Monday 17 September 2007

Gosh. Golly.

Less than 24 hours, and I have a 'real' commenter (as opposed to a blood relation who has been told where to come). Thanks, Marianne, for your kind works on my poor little squares.

I doubt I'm going to be one of those bloggers who manages to post every day, despite present appearances. I have a life to lead too, including the work I don't talk about, and no more time off until October, and the Knitting and Stitching Show in London. I don't normally, for example, get to spend a Monday wandering around Norwich with Chris, my husband, doing oddments of shopping and going to a matinee of 'Atonement' at the cinema.

This is not a review

Not because everybody read 'Atonement' years ago, because I hadn't read it until last week (and I'd never let the fact that a book isn't fresh off the presses stop me from reviewing it so long as I thought one person who might enjoy it had yet to come across it). Mostly this isn't a review of the book or the film because it's impossible to discuss either in any depth without giving away large chunks of plot, which would be a shame. The film was an excellent adaptation of an excellent book, Keira Knightley is becoming a rather better actress than she is often given credit for, and we spent most of the way home discussing what we'd seen. Or what we thought we'd seen.

I often find myself reading around a theme. I am, after all, an eternal student. So, having read 'Atonement', which included Dunkirk, wartime hospitals, and a nurse who is trying to write literary fiction, I found myself last week re-reading 'The Charioteer' by Mary Renault, which is set in a military hospital after Dunkirk, and was written by someone who nursed in a very similar hospital. There are interesting contrasts between the two - 'The Charioteer' has a much more 'realistic' feel (and very different themes). Possibly this is because it was written nearer the time, by someone who had actually lived through much of what she was writing about, but I'm not sure if this is the whole answer. I suspect Ian McEwan could have written a more real-feeling novel if he had wanted to, and the slight sense of distance in his novel is purposeful. There is a twist (which I am trying very hard not to reveal) at the end of 'Atonement' that makes the reader question the truth of everything that has gone before, and suddenly all sorts of discrepancies make sense. The film captured that quite well, I think - at one point fairly near the beginning, a plane flies overhead. A fairly elderly man sitting in front of us exclaimed "in 1935!" and although I'm no plane expert, I thought it looked a little advanced for the date. But I also thought to myself "I think that may be the point".

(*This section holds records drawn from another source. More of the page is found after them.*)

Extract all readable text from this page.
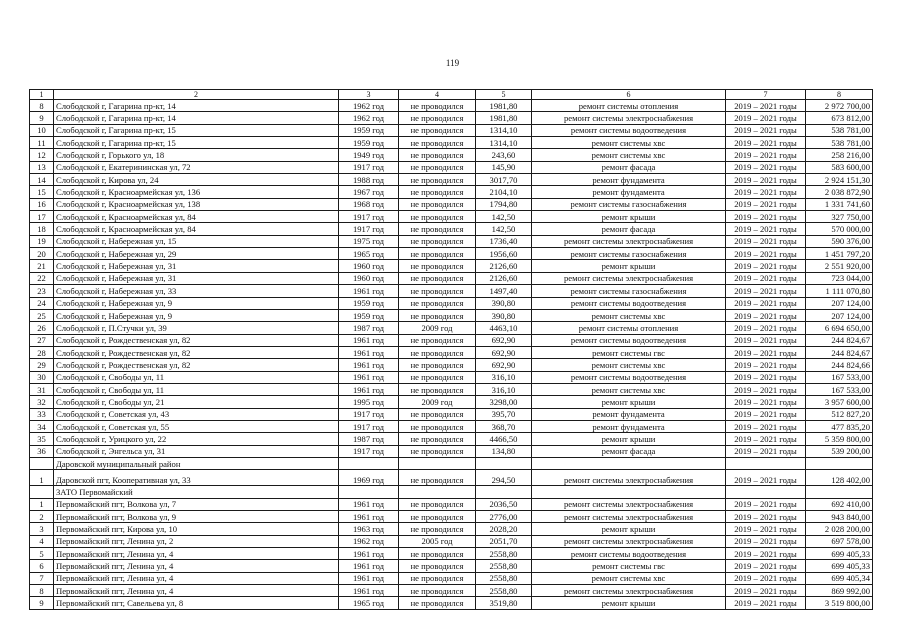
119
1	2	3	4	5	6	7	8
8	Слободской г, Гагарина пр-кт, 14	1962 год	не проводился	1981,80	ремонт системы отопления	2019 – 2021 годы	2 972 700,00
9	Слободской г, Гагарина пр-кт, 14	1962 год	не проводился	1981,80	ремонт системы электроснабжения	2019 – 2021 годы	673 812,00
10	Слободской г, Гагарина пр-кт, 15	1959 год	не проводился	1314,10	ремонт системы водоотведения	2019 – 2021 годы	538 781,00
11	Слободской г, Гагарина пр-кт, 15	1959 год	не проводился	1314,10	ремонт системы хвс	2019 – 2021 годы	538 781,00
12	Слободской г, Горького ул, 18	1949 год	не проводился	243,60	ремонт системы хвс	2019 – 2021 годы	258 216,00
13	Слободской г, Екатерининская ул, 72	1917 год	не проводился	145,90	ремонт фасада	2019 – 2021 годы	583 600,00
14	Слободской г, Кирова ул, 24	1988 год	не проводился	3017,70	ремонт фундамента	2019 – 2021 годы	2 924 151,30
15	Слободской г, Красноармейская ул, 136	1967 год	не проводился	2104,10	ремонт фундамента	2019 – 2021 годы	2 038 872,90
16	Слободской г, Красноармейская ул, 138	1968 год	не проводился	1794,80	ремонт системы газоснабжения	2019 – 2021 годы	1 331 741,60
17	Слободской г, Красноармейская ул, 84	1917 год	не проводился	142,50	ремонт крыши	2019 – 2021 годы	327 750,00
18	Слободской г, Красноармейская ул, 84	1917 год	не проводился	142,50	ремонт фасада	2019 – 2021 годы	570 000,00
19	Слободской г, Набережная ул, 15	1975 год	не проводился	1736,40	ремонт системы электроснабжения	2019 – 2021 годы	590 376,00
20	Слободской г, Набережная ул, 29	1965 год	не проводился	1956,60	ремонт системы газоснабжения	2019 – 2021 годы	1 451 797,20
21	Слободской г, Набережная ул, 31	1960 год	не проводился	2126,60	ремонт крыши	2019 – 2021 годы	2 551 920,00
22	Слободской г, Набережная ул, 31	1960 год	не проводился	2126,60	ремонт системы электроснабжения	2019 – 2021 годы	723 044,00
23	Слободской г, Набережная ул, 33	1961 год	не проводился	1497,40	ремонт системы газоснабжения	2019 – 2021 годы	1 111 070,80
24	Слободской г, Набережная ул, 9	1959 год	не проводился	390,80	ремонт системы водоотведения	2019 – 2021 годы	207 124,00
25	Слободской г, Набережная ул, 9	1959 год	не проводился	390,80	ремонт системы хвс	2019 – 2021 годы	207 124,00
26	Слободской г, П.Стучки ул, 39	1987 год	2009 год	4463,10	ремонт системы отопления	2019 – 2021 годы	6 694 650,00
27	Слободской г, Рождественская ул, 82	1961 год	не проводился	692,90	ремонт системы водоотведения	2019 – 2021 годы	244 824,67
28	Слободской г, Рождественская ул, 82	1961 год	не проводился	692,90	ремонт системы гвс	2019 – 2021 годы	244 824,67
29	Слободской г, Рождественская ул, 82	1961 год	не проводился	692,90	ремонт системы хвс	2019 – 2021 годы	244 824,66
30	Слободской г, Свободы ул, 11	1961 год	не проводился	316,10	ремонт системы водоотведения	2019 – 2021 годы	167 533,00
31	Слободской г, Свободы ул, 11	1961 год	не проводился	316,10	ремонт системы хвс	2019 – 2021 годы	167 533,00
32	Слободской г, Свободы ул, 21	1995 год	2009 год	3298,00	ремонт крыши	2019 – 2021 годы	3 957 600,00
33	Слободской г, Советская ул, 43	1917 год	не проводился	395,70	ремонт фундамента	2019 – 2021 годы	512 827,20
34	Слободской г, Советская ул, 55	1917 год	не проводился	368,70	ремонт фундамента	2019 – 2021 годы	477 835,20
35	Слободской г, Урицкого ул, 22	1987 год	не проводился	4466,50	ремонт крыши	2019 – 2021 годы	5 359 800,00
36	Слободской г, Энгельса ул, 31	1917 год	не проводился	134,80	ремонт фасада	2019 – 2021 годы	539 200,00
	Даровской муниципальный район						
1	Даровской пгт, Кооперативная ул, 33	1969 год	не проводился	294,50	ремонт системы электроснабжения	2019 – 2021 годы	128 402,00
	ЗАТО Первомайский						
1	Первомайский пгт, Волкова ул, 7	1961 год	не проводился	2036,50	ремонт системы электроснабжения	2019 – 2021 годы	692 410,00
2	Первомайский пгт, Волкова ул, 9	1961 год	не проводился	2776,00	ремонт системы электроснабжения	2019 – 2021 годы	943 840,00
3	Первомайский пгт, Кирова ул, 10	1963 год	не проводился	2028,20	ремонт крыши	2019 – 2021 годы	2 028 200,00
4	Первомайский пгт, Ленина ул, 2	1962 год	2005 год	2051,70	ремонт системы электроснабжения	2019 – 2021 годы	697 578,00
5	Первомайский пгт, Ленина ул, 4	1961 год	не проводился	2558,80	ремонт системы водоотведения	2019 – 2021 годы	699 405,33
6	Первомайский пгт, Ленина ул, 4	1961 год	не проводился	2558,80	ремонт системы гвс	2019 – 2021 годы	699 405,33
7	Первомайский пгт, Ленина ул, 4	1961 год	не проводился	2558,80	ремонт системы хвс	2019 – 2021 годы	699 405,34
8	Первомайский пгт, Ленина ул, 4	1961 год	не проводился	2558,80	ремонт системы электроснабжения	2019 – 2021 годы	869 992,00
9	Первомайский пгт, Савельева ул, 8	1965 год	не проводился	3519,80	ремонт крыши	2019 – 2021 годы	3 519 800,00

Two books and a film that I would recommend, therefore.

Knitting

If I were a highly organised blogger I would have started a new project yesterday, so that I could lovingly chronicle its snail-like progress (I am not a fast knitter. I might be faster if I only had one project at a time, but I've never been able to test that theory). If I were only a slightly more organised blogger I might have managed to photograph the current main project in daylight, but I forgot before I went to the post office this morning, and by the time I got home it was getting dark. I am almost halfway through the Turbulence U-neck pullover from Norah Gaughan's Knitting Nature, in a shade of moss green that definitely needs natural light to show it off. I have a vague thought of finishing it in time to wear it to the Knitting and Stitching Show next month, which realistically means finishing it by the 6th of October. (It has cables. I am not wearing it unblocked. The point is to make people think I am a competent knitter). It might happen. Now that I've actually said that I want to do this, everything possible will go wrong, and I will have to fall back on Plan B (which involves an Icarus that has yet to be blocked). Anyway, if I had photographed it today it would have looked terribly boring, because I haven't quite started the exciting cables on the front, which I am about to do once I've posted this. If I can find my cable needle, of course, which is probably down the back of the sofa as I write, making for Australia.

4 comments:

Silas Humphreys said...

I'd ask for more details of the plane, but I doubt you'd be likely to remember details...

Now, if I could work out why Blogger is telling me I can use HTML tags in German...

Vivienne said...

It had four engines and Chris thought it was a bomber. Oh, and it was sort of silvery and shiny...

I can't explain the German. I've made sure everything I can see is set to UK English, but there must be something somewhere that's escaped me. I shall just have to persuade myself that it lends the blog a cosmopolitan air.

Silas Humphreys said...

Four engines? In 1935?

It was probably, given the shiny silverness, a B-17, which Wikipedia tells me first flew in 1938. I can't find a single 4-engined job which flew in 1935.

Vivienne said...

I thought you'd know.

As I said, the plane being anachronistic is probably the point.